If the land is polluted by chemicals and sewage discharged into rivers, if government policies actively dissuade farmers from growing food, or reward corporate landlords for evicting tenants who’ve farmed the land for generations, all of these items undermine our ability to feed our people and take care of the environment.

As an MP for a rural constituency with over a thousand farms, and my party’s agriculture spokesman, I care deeply about farming – about prime quality food, high environmental standards and animal welfare.

Farmers’ livelihoods are precarious like only a few others. They not only depend on so many aspects they don’t have any control over, but small farmers must also wear multiple hats. They have to be businesspeople, animal experts, geology experts, expert administrators in a position to understand changing government laws and guidelines, practically expert and robust and in a position to turn their hand to the never-ending jobs list. A normal day, which will likely be each day – animals and crops don’t take days off – could possibly be from 4am until 11pm.

Farming is a high calling indeed since it involves each feeding the country and saving the planet. But it is also a really hard calling. This, together with other aspects like demographics and isolation, has led to a sense of rising hopelessness for a lot of farmers. Tragically, it’s the occupation with considered one of the very best suicide rates within the country.

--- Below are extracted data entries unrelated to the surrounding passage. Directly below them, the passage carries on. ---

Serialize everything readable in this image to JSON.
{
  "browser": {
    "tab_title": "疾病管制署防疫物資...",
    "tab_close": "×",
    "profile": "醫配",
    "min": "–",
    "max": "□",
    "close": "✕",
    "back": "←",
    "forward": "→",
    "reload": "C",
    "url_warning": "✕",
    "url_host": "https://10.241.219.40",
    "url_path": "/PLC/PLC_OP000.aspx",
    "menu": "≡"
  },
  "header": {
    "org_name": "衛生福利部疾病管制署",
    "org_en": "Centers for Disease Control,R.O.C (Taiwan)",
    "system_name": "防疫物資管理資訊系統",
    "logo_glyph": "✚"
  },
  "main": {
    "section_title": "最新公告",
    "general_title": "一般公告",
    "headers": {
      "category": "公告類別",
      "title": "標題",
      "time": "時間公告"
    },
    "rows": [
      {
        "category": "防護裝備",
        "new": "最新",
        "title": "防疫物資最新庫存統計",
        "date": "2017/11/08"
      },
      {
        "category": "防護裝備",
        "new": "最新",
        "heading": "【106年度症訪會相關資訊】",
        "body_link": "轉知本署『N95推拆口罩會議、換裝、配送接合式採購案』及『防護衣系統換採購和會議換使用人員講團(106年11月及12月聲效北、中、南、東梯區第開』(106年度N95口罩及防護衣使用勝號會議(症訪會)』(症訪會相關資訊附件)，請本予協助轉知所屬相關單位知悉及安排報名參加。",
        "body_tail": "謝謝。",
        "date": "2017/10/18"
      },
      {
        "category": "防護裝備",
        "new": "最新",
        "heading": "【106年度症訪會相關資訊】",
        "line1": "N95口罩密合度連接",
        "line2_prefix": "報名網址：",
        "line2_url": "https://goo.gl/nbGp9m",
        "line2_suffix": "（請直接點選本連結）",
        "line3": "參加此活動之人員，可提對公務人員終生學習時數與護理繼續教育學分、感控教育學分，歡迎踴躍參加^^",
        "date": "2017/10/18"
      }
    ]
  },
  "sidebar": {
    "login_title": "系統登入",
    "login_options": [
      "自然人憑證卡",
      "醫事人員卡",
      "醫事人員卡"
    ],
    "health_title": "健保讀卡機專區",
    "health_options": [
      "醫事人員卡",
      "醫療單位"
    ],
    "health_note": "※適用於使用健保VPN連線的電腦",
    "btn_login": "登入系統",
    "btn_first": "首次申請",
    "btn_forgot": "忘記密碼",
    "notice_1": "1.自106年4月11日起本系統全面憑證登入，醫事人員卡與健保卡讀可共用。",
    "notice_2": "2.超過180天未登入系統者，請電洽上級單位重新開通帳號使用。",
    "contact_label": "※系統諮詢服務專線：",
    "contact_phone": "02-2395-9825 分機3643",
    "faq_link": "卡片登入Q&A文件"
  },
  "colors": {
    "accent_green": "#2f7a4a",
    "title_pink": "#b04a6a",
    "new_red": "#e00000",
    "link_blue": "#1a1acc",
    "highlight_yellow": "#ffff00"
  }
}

The world is currently afflicted by warfare, democratic uncertainty, disrupted trade routes and displaced people. But all of us rely on God’s gift of our planet to sustain us, and we want to wish for trade deals and policies that uphold high standards of welfare and conservation and offer food security by supporting the farmers that feed us. We’re commanded to take care of the hungry and indeed to wish for our own each day bread. Let’s be thankful then for individuals who God has ordained to provide the food that we eat and consider the politics behind making their job easier, not harder.

Tim Farron has been the Member of Parliament for Westmorland and Lonsdale since 2005, and served because the Leader of the Liberal Democrat Party from 2015 to 2017.Tim can also be the host of Premier’s ‘A Mucky Business’ podcast. His latest book A Mucky Business: Why Christians should become involved in politics is published in November.